4. An air flow system according to claim 1 further comprising:

an internal fan disposed between said piston rotor inner and outer sleeves near the outward facing ends thereof having a plurality of circumferentially spaced air separator vanes and air slots through its surface configured to receive air passing between said piston rotor inner and outer sleeves and direct it onto outward facing surfaces of said piston rotor, thereby cooling the outward facing surfaces of said piston rotor.

5. An air flow system according to claim 1 further comprising:

relief valve outlet ports in the end walls of said engine housing for selectively venting and regulating both air temperature and internal air pressure to maintain optimized engine operating performance under varying speeds and/or load factors.

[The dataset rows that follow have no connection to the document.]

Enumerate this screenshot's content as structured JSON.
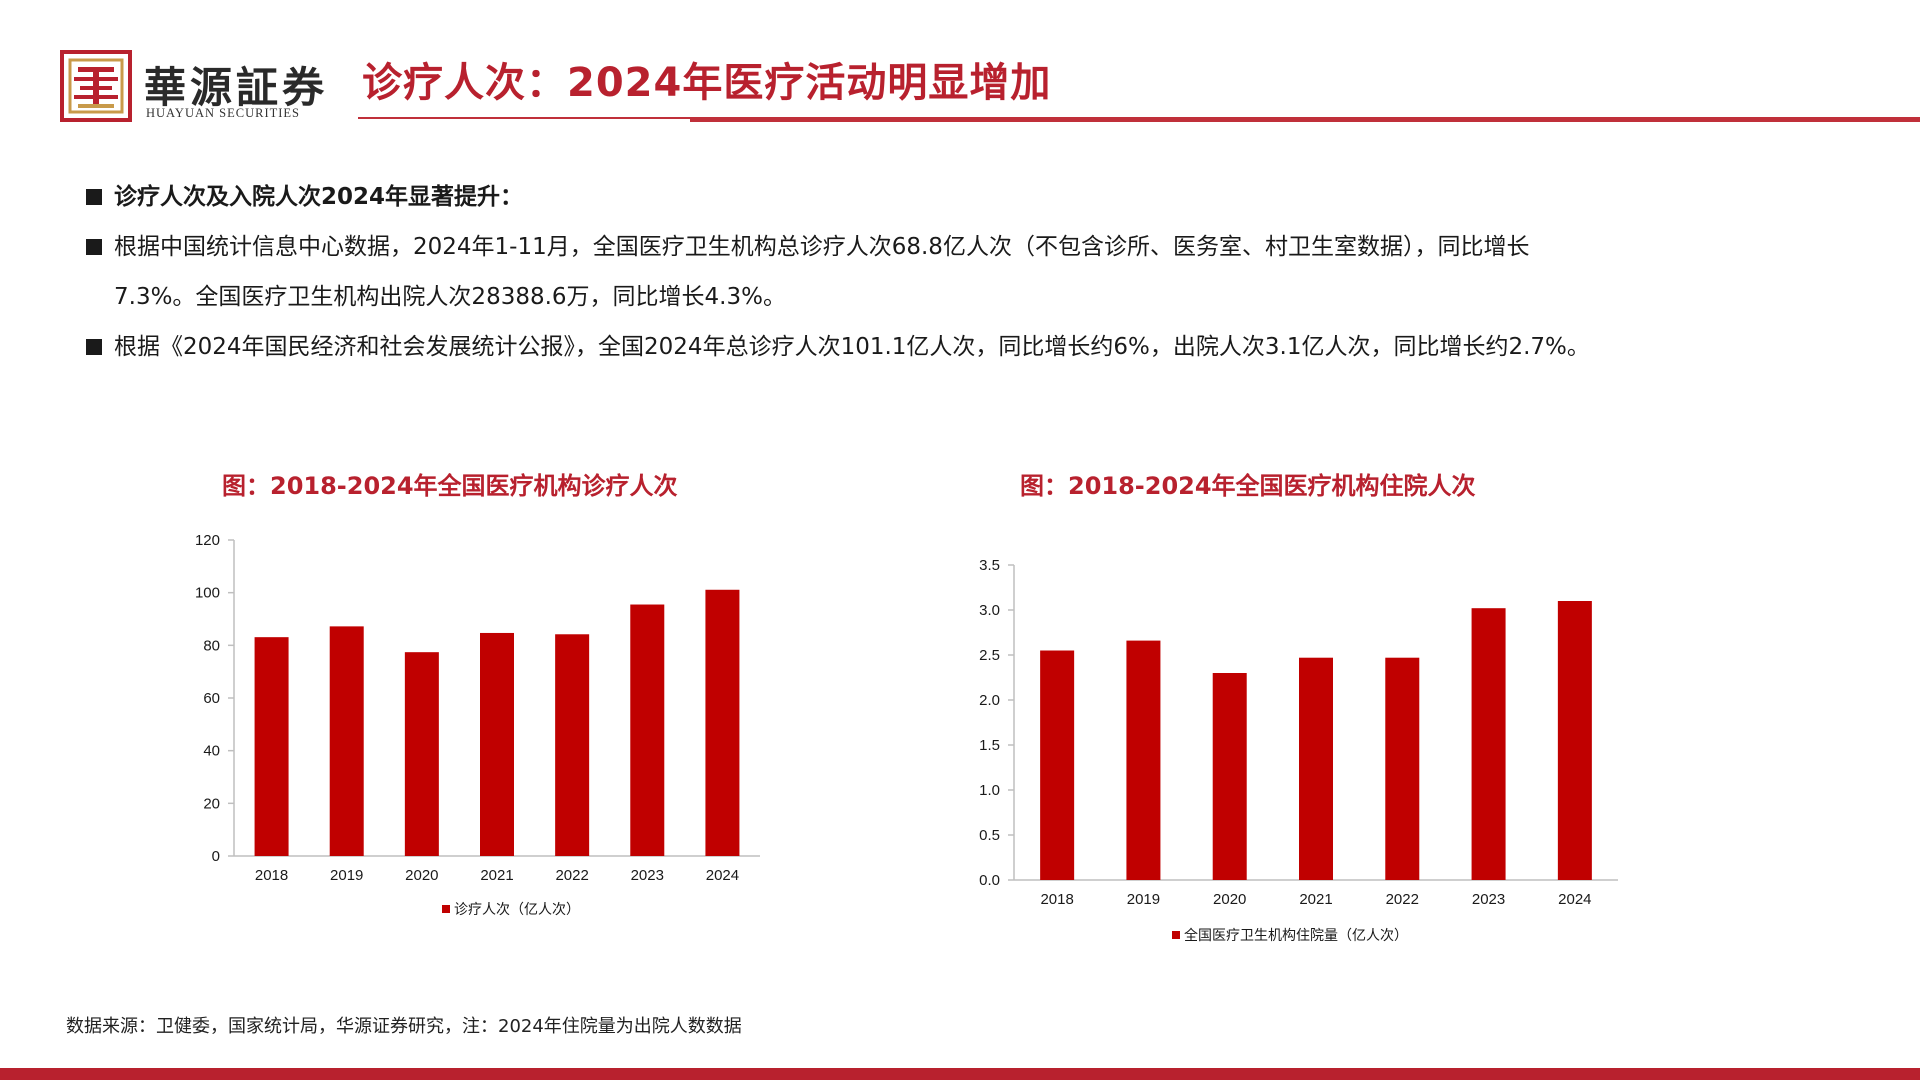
{
  "header": {
    "logo_cn": "華源証券",
    "logo_en": "HUAYUAN SECURITIES",
    "title": "诊疗人次：2024年医疗活动明显增加"
  },
  "bullets": [
    "诊疗人次及入院人次2024年显著提升：",
    "根据中国统计信息中心数据，2024年1-11月，全国医疗卫生机构总诊疗人次68.8亿人次（不包含诊所、医务室、村卫生室数据），同比增长",
    "7.3%。全国医疗卫生机构出院人次28388.6万，同比增长4.3%。",
    "根据《2024年国民经济和社会发展统计公报》，全国2024年总诊疗人次101.1亿人次，同比增长约6%，出院人次3.1亿人次，同比增长约2.7%。"
  ],
  "colors": {
    "accent": "#b8212e",
    "bar": "#c00000",
    "axis": "#bfbfbf"
  },
  "chart_data": [
    {
      "type": "bar",
      "title": "图：2018-2024年全国医疗机构诊疗人次",
      "categories": [
        "2018",
        "2019",
        "2020",
        "2021",
        "2022",
        "2023",
        "2024"
      ],
      "series": [
        {
          "name": "诊疗人次（亿人次）",
          "values": [
            83.1,
            87.2,
            77.4,
            84.7,
            84.2,
            95.5,
            101.1
          ]
        }
      ],
      "ylim": [
        0,
        120
      ],
      "yticks": [
        "0",
        "20",
        "40",
        "60",
        "80",
        "100",
        "120"
      ],
      "ytick_values": [
        0,
        20,
        40,
        60,
        80,
        100,
        120
      ],
      "xlabel": "",
      "ylabel": "",
      "legend": "bottom",
      "grid": false
    },
    {
      "type": "bar",
      "title": "图：2018-2024年全国医疗机构住院人次",
      "categories": [
        "2018",
        "2019",
        "2020",
        "2021",
        "2022",
        "2023",
        "2024"
      ],
      "series": [
        {
          "name": "全国医疗卫生机构住院量（亿人次）",
          "values": [
            2.55,
            2.66,
            2.3,
            2.47,
            2.47,
            3.02,
            3.1
          ]
        }
      ],
      "ylim": [
        0,
        3.5
      ],
      "yticks": [
        "0.0",
        "0.5",
        "1.0",
        "1.5",
        "2.0",
        "2.5",
        "3.0",
        "3.5"
      ],
      "ytick_values": [
        0,
        0.5,
        1.0,
        1.5,
        2.0,
        2.5,
        3.0,
        3.5
      ],
      "xlabel": "",
      "ylabel": "",
      "legend": "bottom",
      "grid": false
    }
  ],
  "source": "数据来源：卫健委，国家统计局，华源证券研究，注：2024年住院量为出院人数数据"
}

6. An air flow system according to claim 1 further comprising:

outlet ports in the end walls of said engine housing for selectively venting internal pressurized air to be used as an auxiliary source of pressurized air.

7. An air flow system according to claim 1 wherein

said piston rotors are rotatably mounted in opposed relation with said circumferentially spaced fan blades at said inward facing ends of said piston rotor outer sleeves being intermeshed such that said piston rotors rotate in the same direction and reciprocate in axially opposed directions.